Compared to Virgin Galactic’s journey, Blue Origin’s sights are set higher: both literally in terms of the altitude to which its reusable New Shepard craft will ascend compared to Virgin’s spaceplane, but also in its future ambitions.
New Shepard will blast off at 8:00 a.m. Central Time (1300 GMT) from a remote facility in the west Texas desert called Launch Site One, some 25 miles (40 kilometers) north of the nearest town, Van Horn.
Joining Bezos on the fully autonomous flight will be barrier-breaking female aviator Wally Funk, who at 82 is set to be the oldest ever astronaut, and Dutch teenager Oliver Daemen, the company’s first paying customer, who will become the youngest astronaut.
Rounding out the four-member crew is Bezos' brother Mark, a financier who directs the Bezos Family Foundation and works as a volunteer firefighter.
The pair are best friends, and Jeff shared the moment he asked his younger sibling to join him in a viral video on Instagram last month.
Notably absent is the mysterious winner of a $28 million auction for a seat, who had "scheduling conflicts" and will take part in a future flight, and has asked to remain anonymous, the company said.
After lift-off, New Shepard will accelerate towards space at speeds exceeding Mach 3 using a liquid hydrogen/liquid oxygen engine with no carbon emissions.
The capsule soon separates from its booster, and the astronauts unbuckle and begin to experience weightlessness.
The crew will spend a few minutes beyond the Karman line – the internationally recognized boundary between Earth's atmosphere and space, at 62 miles altitude (100 kilometers), as the spacecraft peaks at 65 miles high (106 kilometers).
They will be able to admire the curvature of the planet – and the inky black of the rest of the universe – from large windows that comprise a third of the cabin's surface area.

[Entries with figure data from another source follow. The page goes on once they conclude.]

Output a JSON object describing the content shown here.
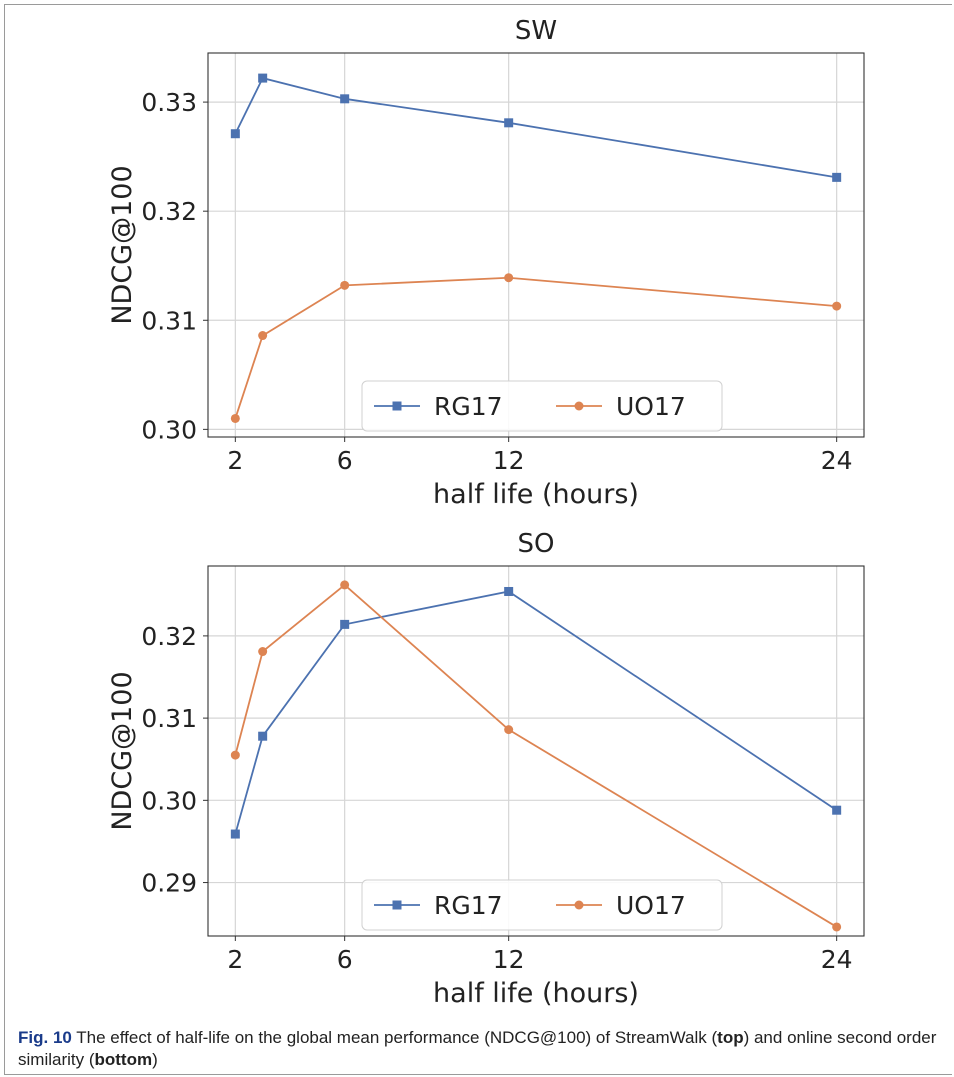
{
  "charts": {
    "top": {
      "title": "SW",
      "xlabel": "half life (hours)",
      "ylabel": "NDCG@100",
      "xticks": [
        "2",
        "6",
        "12",
        "24"
      ],
      "yticks": [
        "0.30",
        "0.31",
        "0.32",
        "0.33"
      ],
      "legend": [
        "RG17",
        "UO17"
      ]
    },
    "bottom": {
      "title": "SO",
      "xlabel": "half life (hours)",
      "ylabel": "NDCG@100",
      "xticks": [
        "2",
        "6",
        "12",
        "24"
      ],
      "yticks": [
        "0.29",
        "0.30",
        "0.31",
        "0.32"
      ],
      "legend": [
        "RG17",
        "UO17"
      ]
    }
  },
  "caption": {
    "fig_label": "Fig. 10",
    "text_1": "The effect of half-life on the global mean performance (NDCG@100) of StreamWalk (",
    "bold_1": "top",
    "text_2": ") and online second order similarity (",
    "bold_2": "bottom",
    "text_3": ")"
  },
  "colors": {
    "RG17": "#4c72b0",
    "UO17": "#dd8452",
    "grid": "#d6d6d6",
    "axis": "#333333"
  },
  "chart_data": [
    {
      "type": "line",
      "title": "SW",
      "xlabel": "half life (hours)",
      "ylabel": "NDCG@100",
      "xlim": [
        1.0,
        25.0
      ],
      "ylim": [
        0.2993,
        0.3345
      ],
      "xtick_values": [
        2,
        6,
        12,
        24
      ],
      "ytick_values": [
        0.3,
        0.31,
        0.32,
        0.33
      ],
      "grid": true,
      "legend_position": "lower center",
      "x": [
        2,
        3,
        6,
        12,
        24
      ],
      "series": [
        {
          "name": "RG17",
          "marker": "square",
          "values": [
            0.3271,
            0.3322,
            0.3303,
            0.3281,
            0.3231
          ]
        },
        {
          "name": "UO17",
          "marker": "circle",
          "values": [
            0.301,
            0.3086,
            0.3132,
            0.3139,
            0.3113
          ]
        }
      ]
    },
    {
      "type": "line",
      "title": "SO",
      "xlabel": "half life (hours)",
      "ylabel": "NDCG@100",
      "xlim": [
        1.0,
        25.0
      ],
      "ylim": [
        0.2835,
        0.3285
      ],
      "xtick_values": [
        2,
        6,
        12,
        24
      ],
      "ytick_values": [
        0.29,
        0.3,
        0.31,
        0.32
      ],
      "grid": true,
      "legend_position": "lower center",
      "x": [
        2,
        3,
        6,
        12,
        24
      ],
      "series": [
        {
          "name": "RG17",
          "marker": "square",
          "values": [
            0.2959,
            0.3078,
            0.3214,
            0.3254,
            0.2988
          ]
        },
        {
          "name": "UO17",
          "marker": "circle",
          "values": [
            0.3055,
            0.3181,
            0.3262,
            0.3086,
            0.2846
          ]
        }
      ]
    }
  ]
}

The booster returns autonomously to a landing pad just north of its launch site, while the capsule freefalls back to Earth before deploying three giant parachutes, and finally a thruster, to land gently in the west Texas desert.
The impact of suborbital launches such as those by Virgin and Blue Origin pale in comparison to the impact of rockets that achieve orbit.
When SpaceX puts four private citizens into space in September, it will use its Falcon 9 rocket, which calculations show puts out the equivalent of 395 transatlantic flights-worth of carbon emissions.
"We are living in the era of climate change and starting an activity that increases emissions as part of a tourism activity is not good timing," Annette Toivonen, author of the book "Sustainable Space Tourism," told AFP.
The world is far more aware of the climate crisis now than when these companies were founded in the early 2000s and that could encourage businesses to look at ways to minimize pollution through cleaner technologies to get ahead of the problem.
"Who would want to be a space tourist if you cannot tell people you were a space tourist?" argued Toivonen, who lectures at Finland's Haaga-Helia University of Applied Sciences.